The Bar also feels like a satire that is aimed at the horror films and conspiracy theories that speak about all-seeing covert government agencies and global pandemics.

I enjoyed the film’s bold and ridiculous choices even if some of it seemed like it came from writers desperate to make a feature-length piece out of a confining and limiting initial conceit.

INCREDIBLES 2 (2018) [ 4/5 ]

If the original Pixar film had not been released 14 years prior, this sequel would be yet another masterpiece in the long line of successes in Pixar’s history. The only problem here is that Incredibles 2 feels a bit too much like its predecessor, even if Pixar made some minor yet very effective tweaks and updates that bring the franchise to today’s cinema.

Interestingly, the film picks up right where it left off. While 14 years passed between the two installments, this family of superheroes was suspended in a sort of homeostasis, waiting for an idea to spark it back to life.

I presume the concept for this second installment started by establishing that the expected roles would now be reversed.
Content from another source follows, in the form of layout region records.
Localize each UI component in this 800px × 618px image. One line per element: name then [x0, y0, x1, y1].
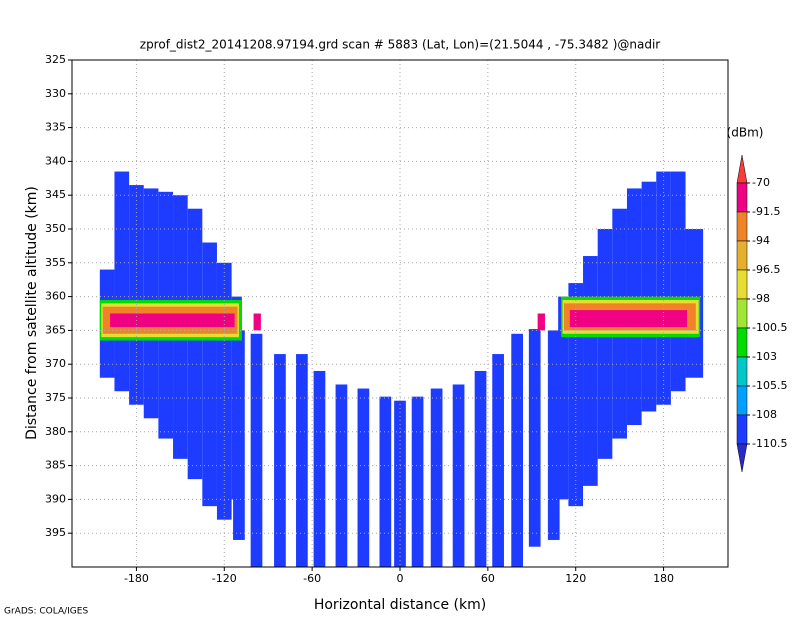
field-cell — [274, 354, 286, 567]
y-tick-label: 370 — [45, 357, 66, 370]
colorbar-label: -103 — [752, 350, 777, 363]
y-tick-label: 390 — [45, 492, 66, 505]
colorbar-label: -98 — [752, 292, 770, 305]
colorbar-box — [736, 356, 748, 387]
field-cell — [583, 256, 598, 486]
field-cell — [537, 313, 545, 331]
field-cell — [335, 384, 348, 567]
y-tick-label: 340 — [45, 154, 66, 167]
x-tick-label: 120 — [565, 572, 586, 585]
colorbar-label: -94 — [752, 234, 770, 247]
field-cell — [129, 185, 144, 405]
y-tick-label: 375 — [45, 391, 66, 404]
field-cell — [411, 396, 424, 567]
colorbar-box — [736, 414, 748, 445]
y-tick-label: 330 — [45, 87, 66, 100]
colorbar-box — [736, 240, 748, 271]
field-cell — [597, 229, 613, 459]
y-tick-label: 365 — [45, 323, 66, 336]
y-tick-label: 345 — [45, 188, 66, 201]
colorbar-box — [736, 298, 748, 329]
field-cell — [670, 171, 686, 392]
chart-title: zprof_dist2_20141208.97194.grd scan # 58… — [140, 38, 661, 52]
colorbar-label: -110.5 — [752, 437, 787, 450]
colorbar-box — [736, 269, 748, 300]
field-cell — [233, 330, 245, 540]
y-tick-label: 325 — [45, 53, 66, 66]
colorbar-label: -70 — [752, 176, 770, 189]
y-tick-label: 350 — [45, 222, 66, 235]
field-cell — [547, 330, 560, 540]
y-tick-label: 395 — [45, 526, 66, 539]
field-cell — [568, 283, 584, 507]
colorbar-box — [736, 327, 748, 358]
field-cell — [110, 313, 235, 328]
x-tick-label: -180 — [124, 572, 149, 585]
field — [99, 171, 704, 567]
colorbar-bottom — [736, 443, 748, 473]
colorbar-label: -91.5 — [752, 205, 780, 218]
colorbar-label: -96.5 — [752, 263, 780, 276]
y-tick-label: 380 — [45, 425, 66, 438]
field-cell — [253, 313, 261, 331]
field-cell — [313, 370, 326, 567]
x-tick-label: 60 — [481, 572, 495, 585]
colorbar-label: -100.5 — [752, 321, 787, 334]
field-cell — [357, 388, 370, 567]
field-cell — [528, 329, 541, 547]
footer: GrADS: COLA/IGES — [4, 607, 88, 617]
y-axis-label: Distance from satellite altitude (km) — [24, 186, 40, 440]
field-cell — [114, 171, 130, 392]
field-cell — [511, 333, 523, 567]
x-tick-label: 0 — [397, 572, 404, 585]
y-tick-label: 335 — [45, 121, 66, 134]
field-cell — [379, 396, 392, 567]
field-cell — [187, 208, 203, 480]
y-tick-label: 385 — [45, 459, 66, 472]
colorbar-label: -108 — [752, 408, 777, 421]
field-cell — [430, 388, 443, 567]
colorbar-label: -105.5 — [752, 379, 787, 392]
colorbar-box — [736, 211, 748, 242]
x-tick-label: -60 — [303, 572, 321, 585]
field-cell — [202, 242, 217, 507]
field-cell — [569, 310, 687, 328]
x-tick-label: 180 — [653, 572, 674, 585]
colorbar-box — [736, 385, 748, 416]
field-cell — [394, 400, 406, 567]
colorbar-top — [736, 154, 748, 184]
field-cell — [250, 333, 263, 567]
field-cell — [296, 354, 308, 567]
field-cell — [452, 384, 465, 567]
y-tick-label: 355 — [45, 256, 66, 269]
x-axis-label: Horizontal distance (km) — [314, 597, 486, 613]
field-cell — [474, 370, 487, 567]
field-cell — [558, 296, 569, 500]
field-cell — [492, 354, 504, 567]
colorbar-box — [736, 182, 748, 213]
y-tick-label: 360 — [45, 290, 66, 303]
colorbar-title: (dBm) — [727, 126, 764, 140]
plot-frame — [71, 59, 729, 568]
x-tick-label: -120 — [212, 572, 237, 585]
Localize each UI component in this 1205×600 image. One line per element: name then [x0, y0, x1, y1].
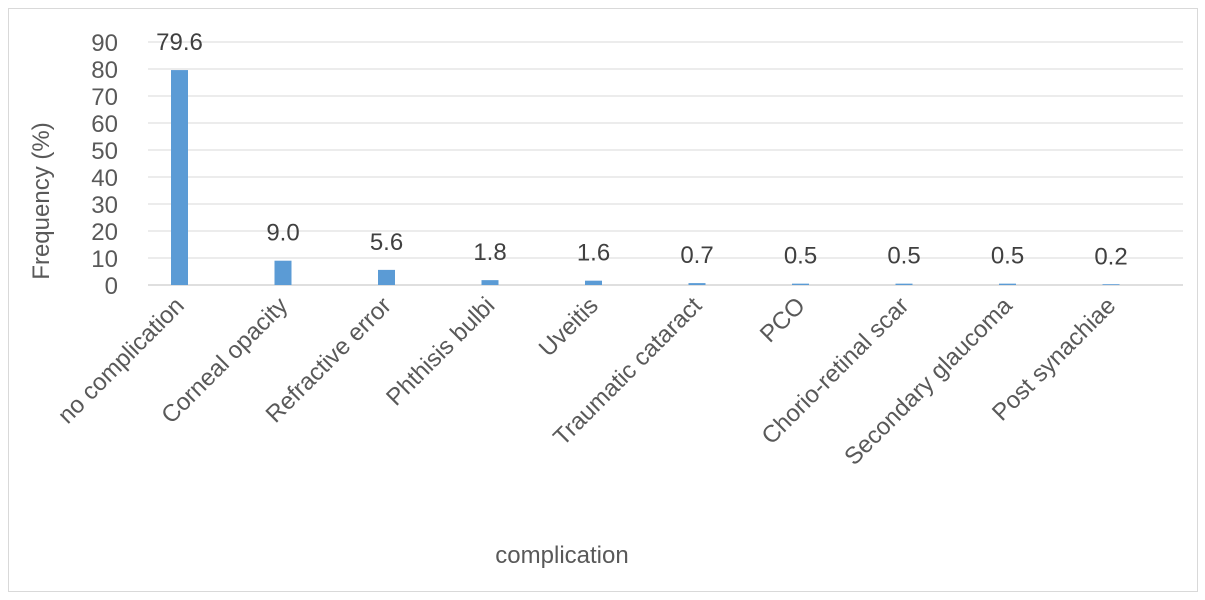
bar-refractive-error	[378, 269, 395, 285]
data-label: 5.6	[370, 229, 403, 256]
y-tick-label: 70	[91, 84, 118, 111]
y-tick-label: 20	[91, 219, 118, 246]
x-tick-label: PCO	[755, 292, 811, 348]
data-labels: 79.6 9.0 5.6 1.8 1.6 0.7 0.5 0.5 0.5 0.2	[156, 29, 1128, 270]
data-label: 0.7	[680, 242, 713, 269]
y-tick-label: 90	[91, 30, 118, 57]
bar-post-synachiae	[1102, 284, 1120, 285]
data-label: 0.5	[887, 243, 920, 270]
y-tick-label: 30	[91, 192, 118, 219]
x-tick-label: Uveitis	[534, 292, 604, 362]
data-label: 9.0	[266, 220, 299, 247]
data-label: 1.8	[473, 239, 506, 266]
data-label: 1.6	[577, 240, 610, 267]
data-label: 79.6	[156, 29, 203, 56]
data-label: 0.2	[1094, 243, 1127, 270]
bars	[171, 70, 1120, 285]
bar-pco	[792, 283, 809, 285]
bar-phthisis-bulbi	[481, 280, 499, 285]
data-label: 0.5	[784, 243, 817, 270]
bar-uveitis	[585, 280, 602, 285]
x-tick-label: Phthisis bulbi	[381, 292, 500, 411]
y-tick-label: 10	[91, 246, 118, 273]
x-axis-title: complication	[495, 542, 628, 569]
data-label: 0.5	[991, 243, 1024, 270]
y-tick-label: 40	[91, 165, 118, 192]
x-tick-label: Secondary glaucoma	[839, 292, 1018, 471]
bar-chorio-retinal-scar	[895, 283, 913, 285]
bar-traumatic-cataract	[688, 283, 706, 285]
y-tick-label: 60	[91, 111, 118, 138]
bar-secondary-glaucoma	[999, 283, 1016, 285]
bar-no-complication	[171, 70, 188, 285]
y-tick-label: 80	[91, 57, 118, 84]
chart-area	[8, 8, 1198, 592]
y-tick-label: 50	[91, 138, 118, 165]
y-axis-title: Frequency (%)	[28, 122, 55, 279]
bar-corneal-opacity	[274, 260, 292, 285]
y-tick-label: 0	[105, 273, 118, 300]
gridlines	[148, 41, 1183, 286]
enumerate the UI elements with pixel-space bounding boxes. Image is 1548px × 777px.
Elastigirl would be the breadwinner, while Mr. Incredible would take the stay-at-home parenting duties. This idea, as simple and refreshing as it may be, doesn’t do enough for me to justify a second film that shares generally the same structure as the first.

Having said that, Incredibles 2 makes good use of each member of the family, now freer to use their powers and build upon our knowledge of their personalities. Dart and Violet are still in their early puberty, squabbling but united as a team when it comes to helping their parents. Jack-Jack continues to be a delight, driving Mr. Incredible to the brink of madness, and delighting us with his many powers in a rapturously funny early sequence in which he battles a feisty raccoon. It is, however, Elastigirl’s time to shine, and the voice performance of Holly Hunter still captures all of her desire to be super, with her motherly instincts, even if they’ve been relegated mostly to the background.

The many action sequences that make up the bulk of Incredibles 2 are not only a showcase of the state of animation, but of the expressive and creative aspect of the genre.

Sidenote: I was a bit less thrilled by the villain this time around. There was a less compelling backstory and such, there was much less tension and animosity between good and evil.

3 thoughts on “Months in Review: Films of May & June (part 2)

  1. I appreciate everyone is portrayed in the same light, men, women, transgender in “Todo Sobre Mi Madre”, although I’m less convinced by Almodóvar as a great storyteller. While his films are well-acted and have a nice color palette, his style (in my opinion) tends to be messy and soon forgotten. I rated that one 3.5/5. My favorite Almodóvar is “The Skin I Live In” which is closer to a horror/thriller. I’ll go rewatch Agrado’s monologue which you praise.